TERITORIAL.COM, JAKARTA – Perdana Menteri Jepang, Shigeru Ishiba, mengumumkan pengunduran diri dari jabatannya pada Minggu (7/9), meski baru menjabat kurang dari setahun.
Pemicu Pengunduran Diri PM Ishiba
Kekalahan besar Partai Demokrat Liberal (LDP) pada pemilu untuk pertama kalinya dalam 15 tahun, serta kehilangan mayoritas di majelis tinggi pada Juli lalu, memicu keputusan mundurnya Shigeru Ishiba dari jabatannya.
PM Ishiba menyampaikan keputusan tersebut tepat sehari sebelum LDP memutuskan soal pemilihan internal yang berpotensi menyingkirkannya dari kursi kepemimpinan.
LDP sendiri telah menguasai dunia politik jepang hampir tujuh dekade.
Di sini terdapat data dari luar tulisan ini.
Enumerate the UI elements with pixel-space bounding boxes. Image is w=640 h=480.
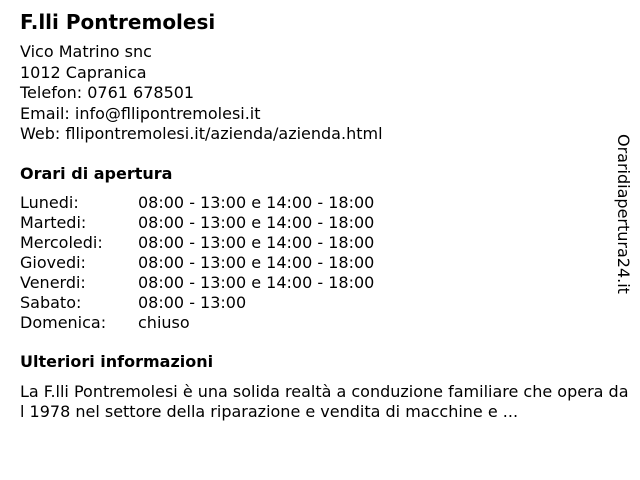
hours-value: 08:00 - 13:00 — [138, 292, 247, 312]
hours-value: 08:00 - 13:00 e 14:00 - 18:00 — [138, 212, 375, 232]
hours-row-thursday — [20, 253, 374, 273]
brand-watermark: Oraridiapertura24.it — [614, 134, 633, 294]
contact-block — [20, 42, 610, 145]
hours-value: 08:00 - 13:00 e 14:00 - 18:00 — [138, 252, 375, 272]
day-label: Sabato: — [20, 292, 82, 312]
opening-hours-table — [20, 193, 374, 333]
day-label: Mercoledi: — [20, 232, 103, 252]
email-line: Email: info@fllipontremolesi.it — [20, 103, 261, 123]
more-info-heading: Ulteriori informazioni — [20, 351, 214, 371]
hours-row-saturday — [20, 293, 374, 313]
hours-row-sunday — [20, 313, 374, 333]
address-city: 1012 Capranica — [20, 62, 147, 82]
phone-line: Telefon: 0761 678501 — [20, 83, 195, 102]
hours-row-monday — [20, 193, 374, 213]
hours-value: 08:00 - 13:00 e 14:00 - 18:00 — [138, 272, 375, 292]
opening-hours-heading: Orari di apertura — [20, 163, 173, 183]
business-name: F.lli Pontremolesi — [20, 10, 216, 34]
hours-value: 08:00 - 13:00 e 14:00 - 18:00 — [138, 232, 375, 252]
web-line: Web: fllipontremolesi.it/azienda/azienda.html — [20, 124, 383, 143]
day-label: Martedi: — [20, 212, 87, 232]
more-info-text: La F.lli Pontremolesi è una solida realtà a conduzione familiare che opera dal 1978 nel settore della riparazione e vendita di macchine e ... — [20, 381, 629, 421]
hours-row-wednesday — [20, 233, 374, 253]
hours-value: 08:00 - 13:00 e 14:00 - 18:00 — [138, 192, 375, 212]
hours-value: chiuso — [138, 312, 190, 332]
hours-row-friday — [20, 273, 374, 293]
day-label: Giovedi: — [20, 252, 86, 272]
day-label: Domenica: — [20, 312, 107, 332]
hours-row-tuesday — [20, 213, 374, 233]
day-label: Venerdi: — [20, 272, 86, 292]
day-label: Lunedi: — [20, 192, 79, 212]
address-street: Vico Matrino snc — [20, 42, 152, 61]
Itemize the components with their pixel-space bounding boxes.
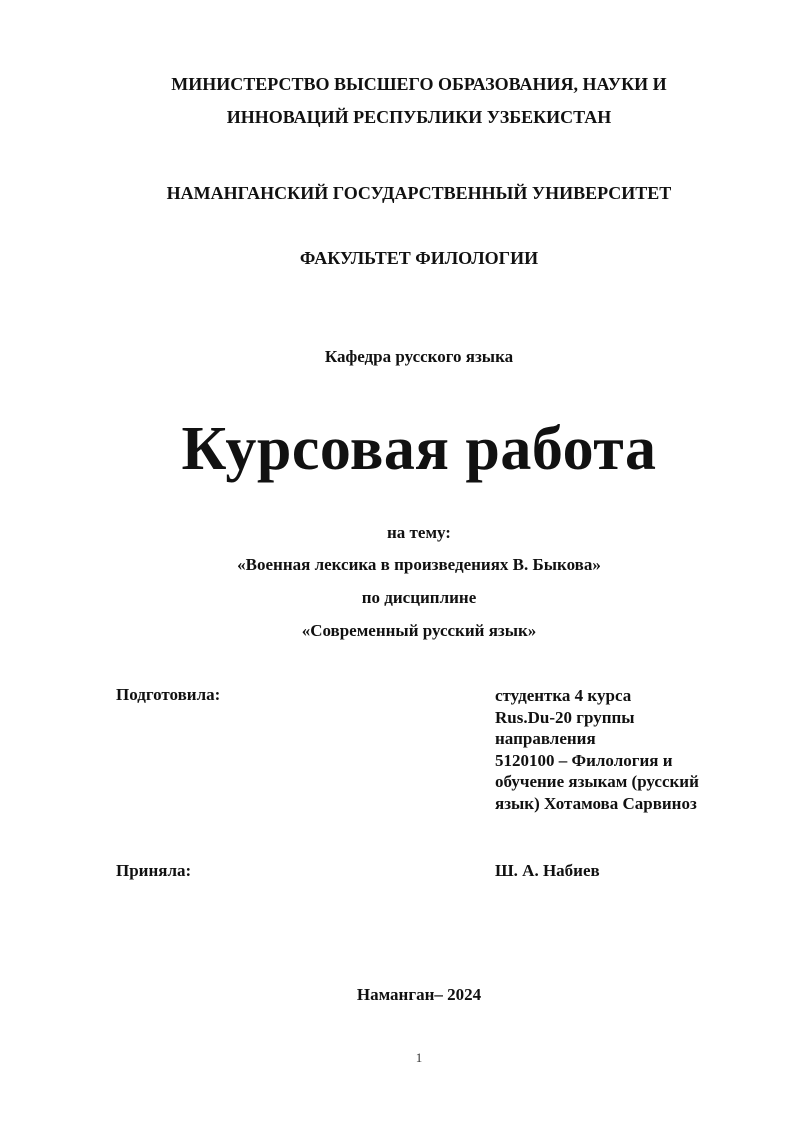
document-title: Курсовая работа: [181, 415, 657, 483]
city-year: Наманган– 2024: [356, 985, 482, 1004]
page-number: 1: [415, 1050, 423, 1065]
ministry-line-2: ИННОВАЦИЙ РЕСПУБЛИКИ УЗБЕКИСТАН: [226, 107, 612, 127]
ministry-line-1: МИНИСТЕРСТВО ВЫСШЕГО ОБРАЗОВАНИЯ, НАУКИ И: [171, 74, 667, 94]
university-name: НАМАНГАНСКИЙ ГОСУДАРСТВЕННЫЙ УНИВЕРСИТЕТ: [166, 183, 672, 203]
discipline-intro: по дисциплине: [361, 588, 477, 607]
topic-text: «Военная лексика в произведениях В. Быкова»: [237, 555, 601, 574]
faculty-name: ФАКУЛЬТЕТ ФИЛОЛОГИИ: [299, 248, 539, 268]
topic-intro: на тему:: [387, 523, 451, 542]
student-info-line: Rus.Du-20 группы: [495, 707, 635, 727]
student-info-line: язык) Хотамова Сарвиноз: [495, 793, 697, 813]
student-info-line: 5120100 – Филология и: [495, 750, 673, 770]
student-info-line: обучение языкам (русский: [495, 772, 699, 791]
student-info-block: [495, 685, 735, 814]
student-info-line: направления: [495, 729, 596, 748]
student-info-line: студентка 4 курса: [495, 686, 632, 705]
prepared-by-label: Подготовила:: [116, 685, 221, 704]
department-name: Кафедра русского языка: [324, 347, 514, 366]
discipline-name: «Современный русский язык»: [301, 621, 537, 640]
supervisor-name: Ш. А. Набиев: [495, 861, 600, 880]
accepted-by-label: Приняла:: [116, 861, 192, 880]
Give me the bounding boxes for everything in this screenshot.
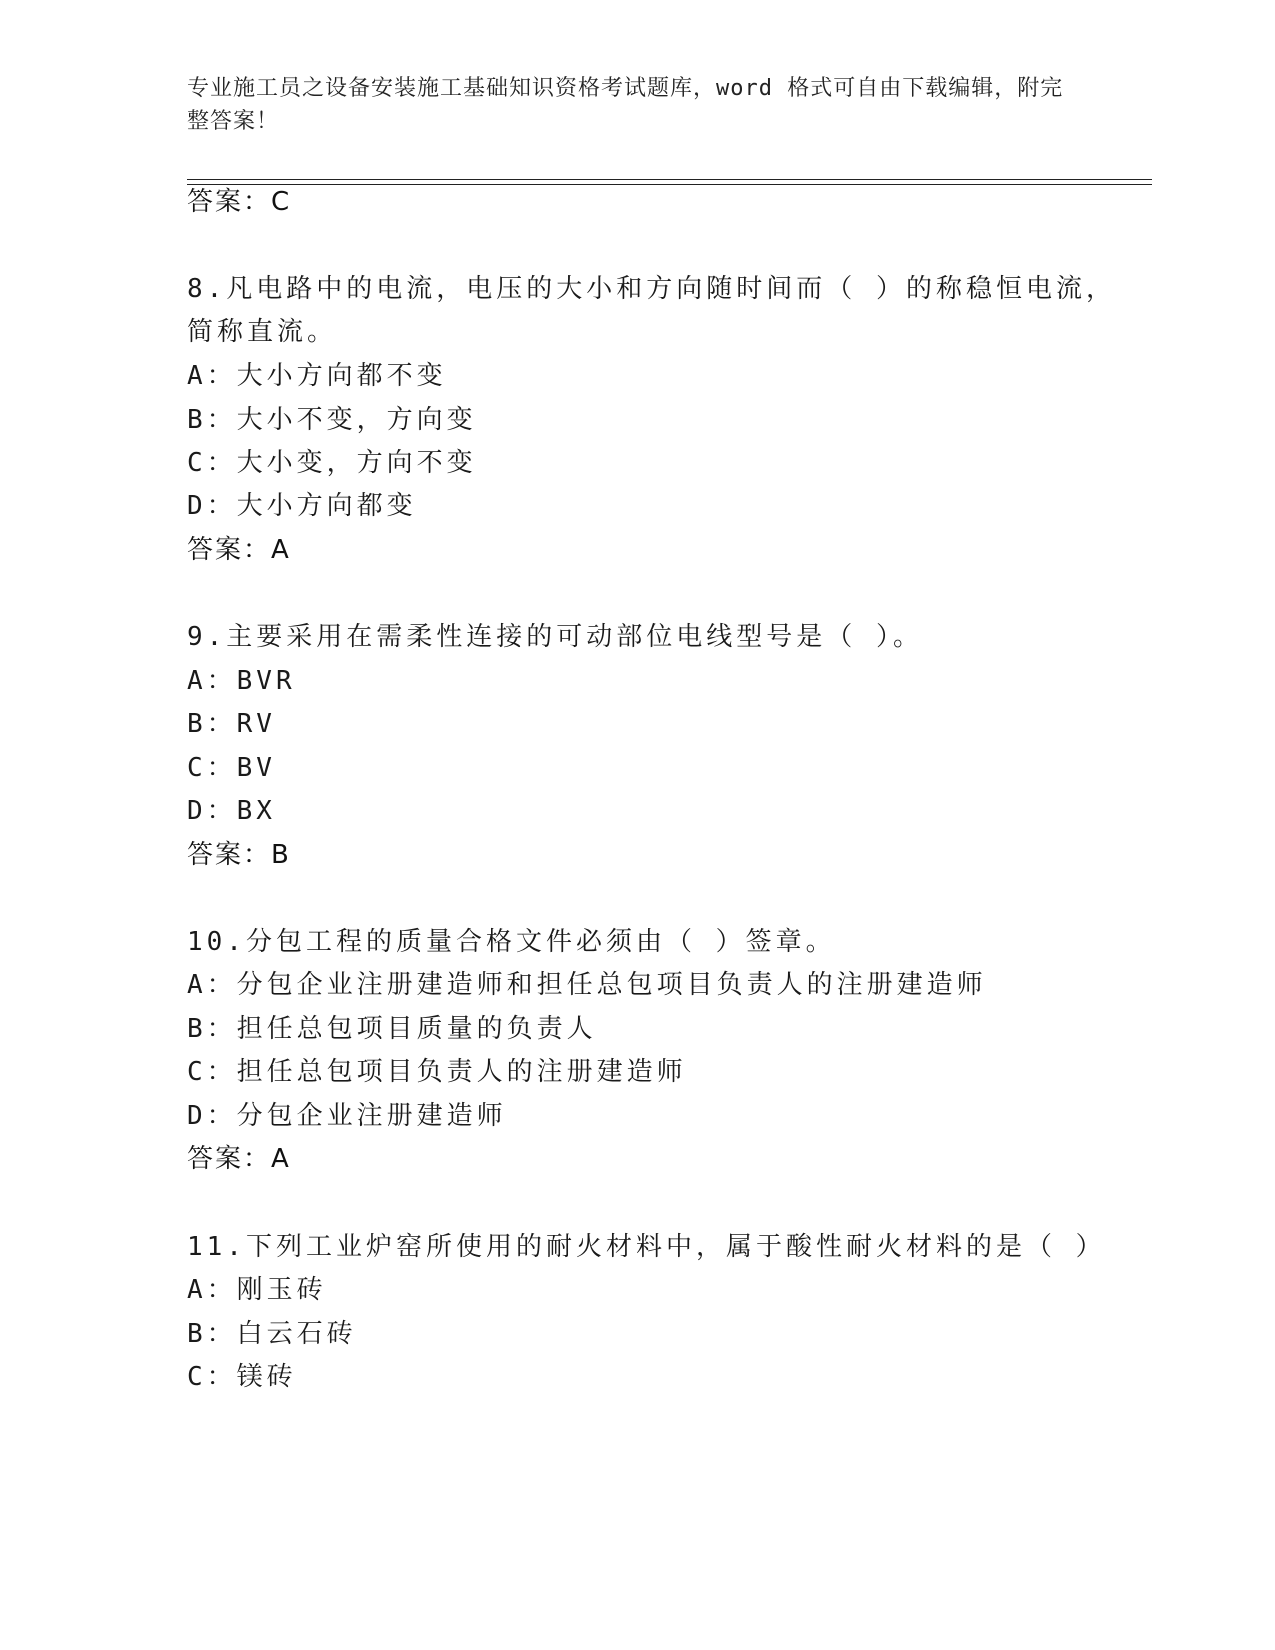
question-10-option-d: D：分包企业注册建造师 [187, 1101, 507, 1131]
question-9-option-b: B：RV [187, 709, 276, 739]
question-10-option-c: C：担任总包项目负责人的注册建造师 [187, 1057, 687, 1087]
question-10-answer: 答案：A [187, 1144, 291, 1174]
question-10-option-a: A：分包企业注册建造师和担任总包项目负责人的注册建造师 [187, 970, 987, 1000]
question-8-option-c: C：大小变，方向不变 [187, 448, 477, 478]
question-10-stem: 10.分包工程的质量合格文件必须由（ ）签章。 [187, 927, 836, 957]
question-11-option-c: C：镁砖 [187, 1362, 297, 1392]
question-11-stem: 11.下列工业炉窑所使用的耐火材料中，属于酸性耐火材料的是（ ） [187, 1232, 1106, 1262]
question-8-option-b: B：大小不变，方向变 [187, 405, 477, 435]
question-9-option-c: C：BV [187, 753, 276, 783]
previous-answer: 答案：C [187, 187, 292, 217]
question-9-option-d: D：BX [187, 796, 276, 826]
question-8-option-d: D：大小方向都变 [187, 491, 417, 521]
question-11-option-a: A：刚玉砖 [187, 1275, 327, 1305]
question-10-option-b: B：担任总包项目质量的负责人 [187, 1014, 597, 1044]
question-8-answer: 答案：A [187, 535, 291, 565]
document-header: 专业施工员之设备安装施工基础知识资格考试题库，word 格式可自由下载编辑，附完整答案！ [187, 76, 1064, 134]
header-divider-bottom [187, 184, 1152, 185]
question-9-stem: 9.主要采用在需柔性连接的可动部位电线型号是（ ）。 [187, 622, 923, 652]
question-9-answer: 答案：B [187, 840, 291, 870]
header-divider-top [187, 179, 1152, 180]
question-11-option-b: B：白云石砖 [187, 1319, 357, 1349]
question-8-option-a: A：大小方向都不变 [187, 361, 447, 391]
question-8-stem-line1: 8.凡电路中的电流，电压的大小和方向随时间而（ ）的称稳恒电流， [187, 274, 1116, 304]
question-9-option-a: A：BVR [187, 666, 296, 696]
question-8-stem-line2: 简称直流。 [187, 317, 338, 347]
Namun, kekalahan berturut-turut membuat posisi Ishiba tertekan dan semakin sulit dipertahankan.
Ketidakpastian yang Dihadapi Jepang
Sebagai negara dengan ekonomi terbesar keempat di dunia sekaligus sekutu utama Amerika Serikat, situasi politik Jepang kini berada dalam ketidakpastian.
Jepang tengah menghadapi berbagai tantangan, mulai dari ketegangan dengan Tiongkok hingga meningkatnya ancaman keamanan di kawasan Asia Timur.
“Sekarang setelah tercapai kesepakatan dalam perundingan terkait kebijakan tarif AS, saya percaya inilah saat yang paling tepat,” ujar Ishiba.
Pernyataan Ishiba yang merujuk pada perjanjian yang ditandatangani pekan lalu untuk mengurangi tarif yang diberlakukan Presiden AS Donald Trump terhadap mobil Jepang dan ekspor lainnya.
Tekanan Politik Dalam Negeri
Ishiba masih menolak desakan untuk mundur hingga Minggu, dengan menegaskan bahwa menjadi tanggung jawabnya untuk menyelesaikan sengketa dengan Washington sebelum melepaskan jabatannya.
Meski tekanan politik dalam negeri terus meningkat, Perdana Menteri berusia 68 tahun itu menegaskan akan tetap menjalankan tugasnya “bagi rakyat” sampai rakyat dan partai memilih penggantinya secara resmi.
“Saya sangat meyakini bahwa perundingan mengenai kebijakan tarif AS, yang bisa disebut sebagai krisis nasional, harus diselesaikan di bawah tanggung jawab pemerintahan kami,” katanya.
Ishiba, menjabat sebagai Perdana Menteri sejak Oktober 2024 dengan janji menekan lonjakan harga.
Namun, ia gagal dalam membangun keyakinan publik di tengah tantangan ekonomi, krisis biaya hidup, serta hubungan politik yang tegang dengan Amerika Serikat.
Jepang justru menghadapi inflasi tinggi, ditandai dengan naiknya harga kebutuhan pokok, terutama beras yang melonjak hingga dua kali lipat dalam setahun terakhir. Kondisi ini memberi dampak politik yang serius bagi pemerintahannya.
Kepercayaan masyarakat juga semakin menurun akibat berbagai kontroversi, mulai dari kritik atas keputusan Ishiba yang hanya menunjuk dua perempuan dalam kabinet hingga kasus pemberian hadiah mahal kepada anggota partai.